As you know, Globescan Capital was founded on the principle that investing in high-quality companies at attractive prices is the most durable and consistent way to achieve long-run, risk-adjusted returns. As such, we will continue to do just that.
We’ve covered various topics in recent writings, and in this letter we’d like to spend some time discussing our largest equity position- a company that not only features heavily in the news but also one that is extremely closely followed by most market participants. We are often asked what our ‘edge’ could possibly be in a company such as this, so we would like to explain our thesis and our approach to it.
Facebook (FB)
Starting with the most recent events first, Facebook ended the quarter on a positive note after a federal court dismissed (for now) the FTC’s bid to unwind Instagram and WhatsApp from the company. From the Judge’s ruling:
“The FTC’s Complaint says almost nothing concrete on the key question of how much power Facebook actually had, and still has, in a properly defined antitrust product market. It is almost as if the agency expects the Court to simply nod to the conventional wisdom that Facebook is a monopolist. After all, no one who hears the title of the 2010 film “The Social Network” wonders which company it is about. Yet, whatever it may mean to the public, “monopoly power” is a term of art under federal law with a precise economic meaning: the power to profitably raise prices or exclude competition in a properly defined market.

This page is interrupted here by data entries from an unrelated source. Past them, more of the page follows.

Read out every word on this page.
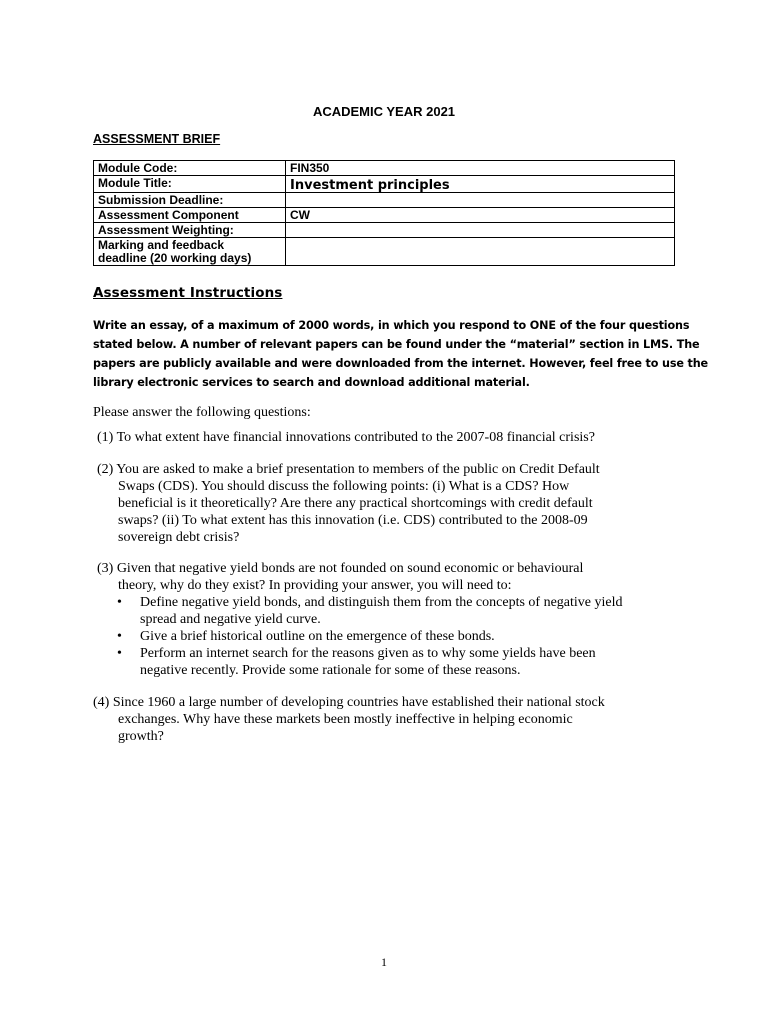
ACADEMIC YEAR 2021
ASSESSMENT BRIEF
Module Code:	FIN350
Module Title:	Investment principles
Submission Deadline:	
Assessment Component	CW
Assessment Weighting:	

Marking and feedback
deadline (20 working days)	

Assessment Instructions
Write an essay, of a maximum of 2000 words, in which you respond to ONE of the four questions
stated below. A number of relevant papers can be found under the “material” section in LMS. The
papers are publicly available and were downloaded from the internet. However, feel free to use the
library electronic services to search and download additional material.
Please answer the following questions:
(1) To what extent have financial innovations contributed to the 2007-08 financial crisis?
(2) You are asked to make a brief presentation to members of the public on Credit Default
Swaps (CDS). You should discuss the following points: (i) What is a CDS? How
beneficial is it theoretically? Are there any practical shortcomings with credit default
swaps? (ii) To what extent has this innovation (i.e. CDS) contributed to the 2008-09
sovereign debt crisis?
(3) Given that negative yield bonds are not founded on sound economic or behavioural
theory, why do they exist? In providing your answer, you will need to:
• Define negative yield bonds, and distinguish them from the concepts of negative yield
spread and negative yield curve.
• Give a brief historical outline on the emergence of these bonds.
• Perform an internet search for the reasons given as to why some yields have been
negative recently. Provide some rationale for some of these reasons.
(4) Since 1960 a large number of developing countries have established their national stock
exchanges. Why have these markets been mostly ineffective in helping economic
growth?
1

To merely allege that a defendant firm has somewhere over 60% share of an unusual, nonintuitive product market — the confines of which are only somewhat fleshed out and the players within which remain almost entirely unspecified — is not enough. The FTC has therefore fallen short of its pleading burden.”
In other words, the FTC failed to properly classify the market that Facebook supposedly dominates. In reality, Facebook’s advertising-based business model competes with all kinds of services that vie for consumer’s attention – video games, television, shopping platforms, messaging platforms; TikTok, Twitter, Snapchat, Netflix, Reddit, the list goes on. And they compete by creating better user experiences.
Nor was the FTC able to properly show the consumer harm resulting from Facebook’s offering – a service that we must remember is free to use for consumers. In fact, Facebook’s platform creates real value for society – on one side facilitating social connections, but perhaps more importantly on the other side empowering small businesses around the world to reach customers that would traditionally have been locked up by the large consumer brand companies. Facebook uses an auction model to price this business, ensuring these businesses pay only what the economics of their business can support.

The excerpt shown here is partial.